We carry this need for paracosms into adulthood. It’s a paradox that the artists who have the widest global purchase are also the ones who have created the most local and distinctive story landscapes. Millions of people around the world are ferociously attached to Tupac Shakur’s version of Compton or J.K. Rowling’s version of a British boarding school or Downton Abbey’s or Brideshead Revisited’s version of an Edwardian estate.
Millions of people know the contours of these remote landscapes, their typical characters, story lines, corruptions and challenges.

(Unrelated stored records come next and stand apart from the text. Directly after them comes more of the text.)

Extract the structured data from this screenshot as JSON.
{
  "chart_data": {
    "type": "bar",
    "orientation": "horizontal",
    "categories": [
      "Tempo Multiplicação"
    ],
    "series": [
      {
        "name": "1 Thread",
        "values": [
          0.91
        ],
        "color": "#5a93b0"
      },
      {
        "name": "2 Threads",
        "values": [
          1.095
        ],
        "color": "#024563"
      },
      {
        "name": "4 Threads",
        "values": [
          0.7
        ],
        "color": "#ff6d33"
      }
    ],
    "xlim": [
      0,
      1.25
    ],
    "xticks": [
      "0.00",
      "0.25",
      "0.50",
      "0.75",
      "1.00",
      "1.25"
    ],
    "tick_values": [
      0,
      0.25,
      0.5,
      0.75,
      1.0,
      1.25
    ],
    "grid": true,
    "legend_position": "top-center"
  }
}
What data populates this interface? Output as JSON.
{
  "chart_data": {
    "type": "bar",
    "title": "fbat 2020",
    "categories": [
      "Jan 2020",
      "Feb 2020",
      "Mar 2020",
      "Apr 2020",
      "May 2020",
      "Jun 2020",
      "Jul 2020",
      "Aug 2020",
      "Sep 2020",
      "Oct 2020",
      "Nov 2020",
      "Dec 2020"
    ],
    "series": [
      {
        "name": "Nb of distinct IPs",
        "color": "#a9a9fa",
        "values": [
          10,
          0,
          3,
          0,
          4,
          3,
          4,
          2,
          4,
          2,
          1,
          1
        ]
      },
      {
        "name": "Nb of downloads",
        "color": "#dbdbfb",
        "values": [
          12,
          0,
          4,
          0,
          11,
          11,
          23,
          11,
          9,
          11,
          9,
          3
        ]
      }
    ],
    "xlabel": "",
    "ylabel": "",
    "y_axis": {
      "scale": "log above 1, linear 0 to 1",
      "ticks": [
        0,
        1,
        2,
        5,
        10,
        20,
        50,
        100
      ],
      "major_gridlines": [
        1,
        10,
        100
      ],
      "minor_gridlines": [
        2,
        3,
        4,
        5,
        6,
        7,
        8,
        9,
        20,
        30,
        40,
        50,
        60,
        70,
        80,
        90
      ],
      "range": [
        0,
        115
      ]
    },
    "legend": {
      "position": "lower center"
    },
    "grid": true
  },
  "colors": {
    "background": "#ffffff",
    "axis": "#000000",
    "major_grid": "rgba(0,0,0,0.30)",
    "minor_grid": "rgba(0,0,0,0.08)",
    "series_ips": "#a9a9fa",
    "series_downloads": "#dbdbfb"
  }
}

If you build a passionate and highly localized moral landscape, people will come.
David Brooks of the NY Times thinks this is why I know most Springsteen songs by heart, and I could tell you exactly where to find a ballroom that’s Open All Night, or which turn you should to take to go down to Greasy Lake, or find your way out of Jungleland over the Jersey state line.

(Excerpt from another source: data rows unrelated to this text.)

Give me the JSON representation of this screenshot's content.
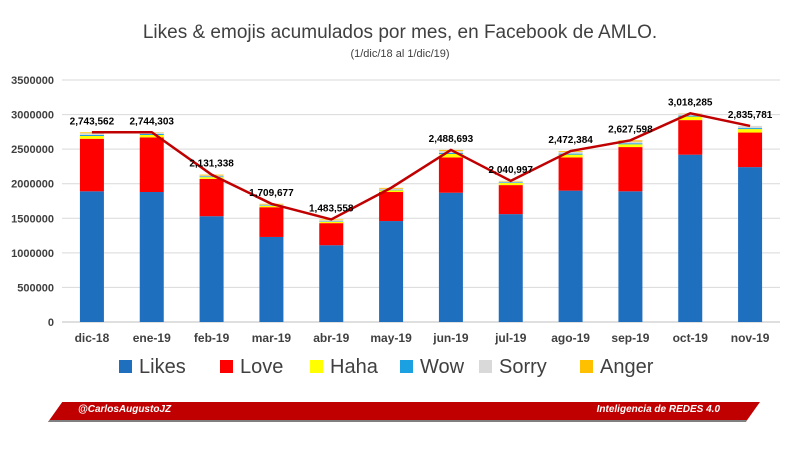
{
  "chart_data": {
    "type": "bar",
    "stacked": true,
    "title": "Likes & emojis acumulados por mes, en Facebook de AMLO.",
    "subtitle": "(1/dic/18 al 1/dic/19)",
    "categories": [
      "dic-18",
      "ene-19",
      "feb-19",
      "mar-19",
      "abr-19",
      "may-19",
      "jun-19",
      "jul-19",
      "ago-19",
      "sep-19",
      "oct-19",
      "nov-19"
    ],
    "ylim": [
      0,
      3500000
    ],
    "yticks": [
      "0",
      "500000",
      "1000000",
      "1500000",
      "2000000",
      "2500000",
      "3000000",
      "3500000"
    ],
    "grid": true,
    "legend_position": "bottom",
    "series": [
      {
        "name": "Likes",
        "color": "#1f6fbf",
        "values": [
          1890000,
          1880000,
          1530000,
          1230000,
          1110000,
          1460000,
          1870000,
          1560000,
          1900000,
          1890000,
          2420000,
          2240000
        ]
      },
      {
        "name": "Love",
        "color": "#ff0000",
        "values": [
          760000,
          790000,
          540000,
          430000,
          320000,
          420000,
          510000,
          420000,
          480000,
          640000,
          500000,
          500000
        ]
      },
      {
        "name": "Haha",
        "color": "#ffff00",
        "values": [
          40000,
          35000,
          25000,
          20000,
          20000,
          25000,
          50000,
          30000,
          40000,
          40000,
          50000,
          50000
        ]
      },
      {
        "name": "Wow",
        "color": "#1ba1e2",
        "values": [
          15000,
          15000,
          10000,
          8000,
          8000,
          8000,
          15000,
          10000,
          15000,
          15000,
          15000,
          15000
        ]
      },
      {
        "name": "Sorry",
        "color": "#d9d9d9",
        "values": [
          25000,
          20000,
          15000,
          12000,
          15000,
          15000,
          30000,
          15000,
          25000,
          25000,
          30000,
          30000
        ]
      },
      {
        "name": "Anger",
        "color": "#ffc000",
        "values": [
          13562,
          4303,
          11338,
          9677,
          10558,
          12000,
          13693,
          5997,
          12384,
          17598,
          3285,
          781
        ]
      }
    ],
    "total_line": {
      "color": "#c00000",
      "values": [
        2743562,
        2744303,
        2131338,
        1709677,
        1483558,
        1940000,
        2488693,
        2040997,
        2472384,
        2627598,
        3018285,
        2835781
      ],
      "labels": [
        "2,743,562",
        "2,744,303",
        "2,131,338",
        "1,709,677",
        "1,483,558",
        "",
        "2,488,693",
        "2,040,997",
        "2,472,384",
        "2,627,598",
        "3,018,285",
        "2,835,781"
      ]
    }
  },
  "footer": {
    "left": "@CarlosAugustoJZ",
    "right": "Inteligencia de REDES 4.0"
  }
}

Certainly, Springsteen’s detailed landscapes helped me to imagine his world, but the universality of his themes - love, work, growing up, failing, getting up and carrying on, leaving home, going back - is what really spoke to me when I didn’t even speak English and could recite all the words of Thunder Road.
When I went to New Jersey for the Glory Days Symposium and did the Springsteen tour of the Jersey Shore (under the expert guidance of Stan Goldstein and Lawrence Kirsch) I marvelled at just how much these places looked exactly like I had imagined, as though Springsteen had photographed each one and sent them to me in private correspondence with a map and a mission to find them.

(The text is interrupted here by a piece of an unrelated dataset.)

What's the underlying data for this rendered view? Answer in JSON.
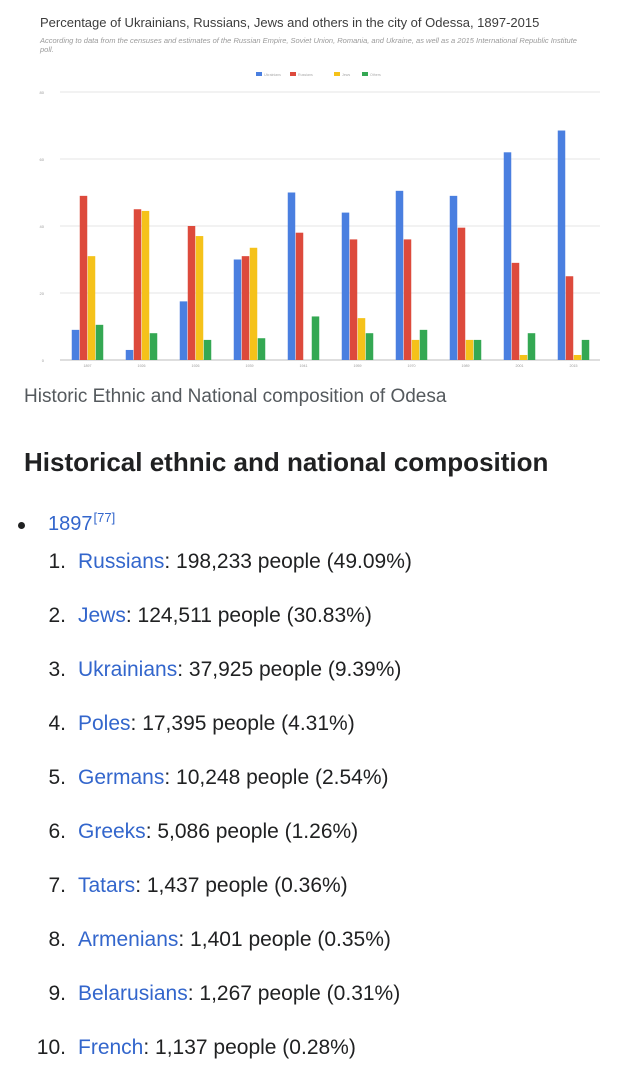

It was a nicer version of what I experienced the first time I went to New York City and found it exactly as it was in the movies, a mixture of disbelief and disappointment (and, ultimately, rejection: New York City is amazing in so many ways, and yet a place I never warmed to in the way I did with New England, where I felt as though I had found some sort of ancestral home, or San Francisco, a city that truly filled me with wonder).
New Jersey reminded me of home, and I’ll never know the extent to which this is because I grew up listening to Bruce Springsteen in Italy, or because Bruce Springsteen’s America (a place that doesn’t really exist, a place of the imagination as much as it is a real, traceable, geographical place) is really not that different from my homeland (a place that I can only experience filtered through memory and other kinds of distorting mirrors).
But the devil’s in the details, a Jersey devil, no less: the time I got lost driving in Asbury Park I found my bearings by a road sign announcing Kingsley Avenue - and right there where I was chasing something in the night, at the end of the road, I found an Italian restaurant.